- Williams Grove, Pennsylvania Williams Grove, Pennsylvania
- Country: United States
- State: Pennsylvania
- County: Cumberland
- Elevation: 423 ft (129 m)
- Time zone: UTC-5 (Eastern (EST))
- • Summer (DST): UTC-4 (EDT)
- Area codes: 717 & 223
- GNIS feature ID: 1191460

= Williams Grove, Pennsylvania =

Unincorporated community in Pennsylvania, US

Williams Grove is an unincorporated community in Monroe Township, Cumberland County, Pennsylvania, United States. Williams Grove is located off U.S. Route 15 and is home to the Williams Grove Speedway and defunct Williams Grove Amusement Park.

==History==
The Williams family settled and built the John Williams House, which was added to the National Register of Historic Places in 1977. In 1850, they began hosting picnics on their property, in a grove next to the Yellow Breeches Creek. This grove would later become Williams Grove Amusement Park.

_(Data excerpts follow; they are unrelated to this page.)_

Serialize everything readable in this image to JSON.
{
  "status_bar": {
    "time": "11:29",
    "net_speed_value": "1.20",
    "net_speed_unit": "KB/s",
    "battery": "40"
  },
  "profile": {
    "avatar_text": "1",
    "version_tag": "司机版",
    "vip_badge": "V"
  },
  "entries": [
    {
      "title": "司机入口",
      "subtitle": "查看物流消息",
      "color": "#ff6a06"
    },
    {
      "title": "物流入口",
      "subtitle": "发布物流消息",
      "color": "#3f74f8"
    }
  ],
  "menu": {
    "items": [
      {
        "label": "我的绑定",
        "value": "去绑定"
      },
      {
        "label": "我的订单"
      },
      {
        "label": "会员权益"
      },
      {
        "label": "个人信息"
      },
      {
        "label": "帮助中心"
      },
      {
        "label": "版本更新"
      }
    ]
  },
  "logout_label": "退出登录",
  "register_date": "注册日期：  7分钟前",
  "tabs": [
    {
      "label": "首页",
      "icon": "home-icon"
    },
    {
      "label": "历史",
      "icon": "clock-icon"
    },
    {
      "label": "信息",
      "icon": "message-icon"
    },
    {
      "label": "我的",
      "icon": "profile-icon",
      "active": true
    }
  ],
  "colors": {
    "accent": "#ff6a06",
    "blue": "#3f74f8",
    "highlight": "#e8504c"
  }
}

In 1928, the grove was sold to Roy Richwine, who developed it into a full amusement park and opened Williams Grove Speedway in 1939.

In 1963, Ashcombe Farm & Greenhouses opened on the eastern end of the village. On May 22, 1989, two men who lived at the Williams Grove Mobile Home Park tossed illegal fireworks onto the roof of Ashcombe's. The fireworks caused a large fire, causing an estimated $500,000 in damage and destroying almost the entire complex. A makeshift market was erected in the parking lot, while a new building was being constructed. The new Ashcombe Farm & Greenhouses opened in 1990.

Williams Grove Amusement Park closed following the 2005 season.

In 2007, Williams Grove Historical Steam Engine Association purchased a 90-acre plot of land that they had previously been using for festivals.

T.J. Rockwell's replaced the former Countryside Inn in 2008.